Metabolism and nutrition disorders: anorexia.

Psychiatric disorders: aggression, nervousness, insomnia, agitation, restlessness, delirium, hallucinations.

Nervous system disorders: headache, dizziness, somnolence, paresthesia/hypoesthesia, dysgeusia/ageusia, syncope, convulsions, psychomotor hyperactivity, anosmia, parosmia.

Eye disorders: visual disturbances, blurred vision.

Ear and labyrinth disorders: hearing impairment, worsening of hearing, including deafness and/or tinnitus, vertigo. These disorders are usually reversible and associated with prolonged use of high-dose azithromycin.

Cardiac disorders: palpitations, ventricular fibrillation (torsade de pointes), arrhythmias, including ventricular tachycardia, particularly in patients at risk of prolonged cardiac repolarization; QT interval prolongation on ECG; flushing, hypotension.

Respiratory system disorders: breathing difficulty, dyspnea, epistaxis.

Gastrointestinal disorders: gastrointestinal discomfort, dyspepsia (indigestion), nausea, vomiting, dry mouth, belching, oral ulcers, hypersalivation, dysphagia, tongue discoloration, frequent loose stools/diarrhea (in some cases leading to dehydration), abdominal pain/spasms, gastritis, constipation, flatulence, pancreatitis.

Hepatobiliary disorders: liver function abnormalities, cholestatic jaundice, hepatic failure (rarely resulting in fatal outcome), hepatitis (including fulminant hepatitis and necrotic hepatitis).

Skin and subcutaneous tissue disorders: rash, pruritus, urticaria, dermatitis, dry skin, hyperhidrosis, photosensitivity reactions, Stevens-Johnson syndrome, toxic epidermal necrolysis, erythema multiforme, DRESS syndrome, cases of generalized exanthematous pustulosis have been reported.

Musculoskeletal and connective tissue disorders: osteoarthritis, myalgia, back pain, neck pain, arthralgia, myasthenia gravis.

Renal and urinary disorders: dysuria, renal pain, acute renal failure, interstitial nephritis.

Reproductive system and breast disorders: vaginitis, uterine bleeding, testicular disorders.

General disorders and administration site conditions: chest pain, malaise, asthenia, increased fatigue, hyperthermia, peripheral pain, edema, including facial edema and peripheral edema.

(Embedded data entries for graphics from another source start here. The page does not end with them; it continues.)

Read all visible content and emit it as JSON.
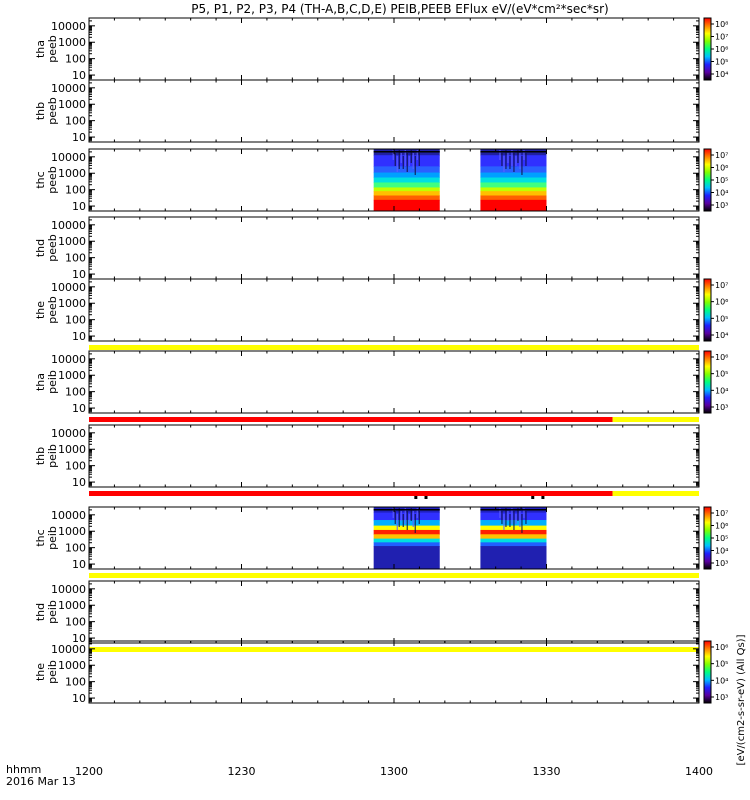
{
  "title": "P5, P1, P2, P3, P4 (TH-A,B,C,D,E) PEIB,PEEB EFlux eV/(eV*cm²*sec*sr)",
  "colors": {
    "status_yellow": "#ffff00",
    "status_red": "#ff0000",
    "axis": "#000000",
    "background": "#ffffff"
  },
  "chart_data": {
    "type": "heatmap",
    "x_axis": {
      "ticks": [
        "1200",
        "1230",
        "1300",
        "1330",
        "1400"
      ],
      "tick_minutes": [
        0,
        30,
        60,
        90,
        120
      ],
      "range_minutes": [
        0,
        120
      ],
      "label_line1": "hhmm",
      "label_line2": "2016 Mar 13"
    },
    "y_scale": "log",
    "y_ticks": [
      "10",
      "100",
      "1000",
      "10000"
    ],
    "y_range": [
      5,
      30000
    ],
    "colorscale": [
      "#000000",
      "#5a00a0",
      "#2020ff",
      "#00c0ff",
      "#00ff80",
      "#80ff00",
      "#ffff00",
      "#ff8000",
      "#ff0000"
    ],
    "data_intervals_minutes": [
      [
        56,
        69
      ],
      [
        77,
        90
      ]
    ],
    "panels": [
      {
        "name_line1": "tha",
        "name_line2": "peeb",
        "has_data": false,
        "colorbar": {
          "tick_labels": [
            "10⁸",
            "10⁷",
            "10⁶",
            "10⁵",
            "10⁴"
          ]
        },
        "status_bar": null
      },
      {
        "name_line1": "thb",
        "name_line2": "peeb",
        "has_data": false,
        "colorbar": null,
        "status_bar": null
      },
      {
        "name_line1": "thc",
        "name_line2": "peeb",
        "has_data": true,
        "pattern": "electron",
        "colorbar": {
          "tick_labels": [
            "10⁷",
            "10⁶",
            "10⁵",
            "10⁴",
            "10³"
          ]
        },
        "status_bar": null
      },
      {
        "name_line1": "thd",
        "name_line2": "peeb",
        "has_data": false,
        "colorbar": null,
        "status_bar": null
      },
      {
        "name_line1": "the",
        "name_line2": "peeb",
        "has_data": false,
        "colorbar": {
          "tick_labels": [
            "10⁷",
            "10⁶",
            "10⁵",
            "10⁴"
          ]
        },
        "status_bar": [
          {
            "from": 0,
            "to": 120,
            "status": "yellow"
          }
        ]
      },
      {
        "name_line1": "tha",
        "name_line2": "peib",
        "has_data": false,
        "colorbar": {
          "tick_labels": [
            "10⁶",
            "10⁵",
            "10⁴",
            "10³"
          ]
        },
        "status_bar": [
          {
            "from": 0,
            "to": 103,
            "status": "red"
          },
          {
            "from": 103,
            "to": 120,
            "status": "yellow"
          }
        ]
      },
      {
        "name_line1": "thb",
        "name_line2": "peib",
        "has_data": false,
        "colorbar": null,
        "status_bar": [
          {
            "from": 0,
            "to": 103,
            "status": "red"
          },
          {
            "from": 103,
            "to": 120,
            "status": "yellow"
          }
        ]
      },
      {
        "name_line1": "thc",
        "name_line2": "peib",
        "has_data": true,
        "pattern": "ion",
        "colorbar": {
          "tick_labels": [
            "10⁷",
            "10⁶",
            "10⁵",
            "10⁴",
            "10³"
          ]
        },
        "status_bar": [
          {
            "from": 0,
            "to": 120,
            "status": "yellow"
          }
        ]
      },
      {
        "name_line1": "thd",
        "name_line2": "peib",
        "has_data": false,
        "colorbar": null,
        "status_bar": [
          {
            "from": 0,
            "to": 120,
            "status": "yellow"
          }
        ]
      },
      {
        "name_line1": "the",
        "name_line2": "peib",
        "has_data": false,
        "colorbar": {
          "tick_labels": [
            "10⁶",
            "10⁵",
            "10⁴",
            "10³"
          ]
        },
        "status_bar": null
      }
    ],
    "colorbar_label": "[eV/(cm2-s-sr-eV) (All Qs)]"
  }
}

Laboratory findings: decreased leukocyte count, increased eosinophils, basophils, monocytes, neutrophils, platelets, decreased hematocrit level, increased blood levels of aspartate aminotransferase, alanine aminotransferase, alkaline phosphatase, bilirubin, urea, creatinine, changes in blood potassium and sodium levels, increased blood chloride and glucose levels, decreased blood bicarbonate level. These laboratory abnormalities usually return to normal within 2–3 weeks after completion of treatment.

Information on adverse reactions possibly associated with prophylaxis and treatment of Mycobacterium Avium Complex is based on clinical trial data of azithromycin and post-marketing observations. These adverse reactions differ in type or frequency from those reported during use of immediate-release and extended-release dosage forms:

Metabolism and nutrition disorders: anorexia.

Psychiatric disorders: dizziness, headache, paresthesia, hypoesthesia, dysgeusia.

Eye disorders: blurred vision.

Ear and labyrinth disorders: deafness, hearing impairment, tinnitus.

Cardiac disorders: palpitations.

Gastrointestinal disorders: diarrhea, abdominal pain, nausea, flatulence, gastrointestinal discomfort, frequent loose stools.

Hepatobiliary disorders: hepatitis.

Skin and subcutaneous tissue disorders: rash, pruritus, Stevens-Johnson syndrome, photosensitivity.

Musculoskeletal and connective tissue disorders: arthralgia.

General disorders and administration site conditions: increased fatigue, asthenia, malaise.

The product contains the dye sunset yellow FCF (E 110), which may cause allergic reactions, including bronchial asthma. The risk of allergy is higher in patients with hypersensitivity to acetylsalicylic acid.

Shelf life. 3 years.

Storage conditions. Store in the original packaging at a temperature not exceeding 25°C.

Keep out of reach and sight of children.

Packaging. 6 or 10 capsules in a blister, 1 blister per carton.

Prescription category. Prescription only.

Manufacturer. Public joint-stock company "Scientific and Production Center "Borshchagovskiy Chemical and Pharmaceutical Plant".

Manufacturer's address.

17 Miru Street, Kyiv, 03134, Ukraine.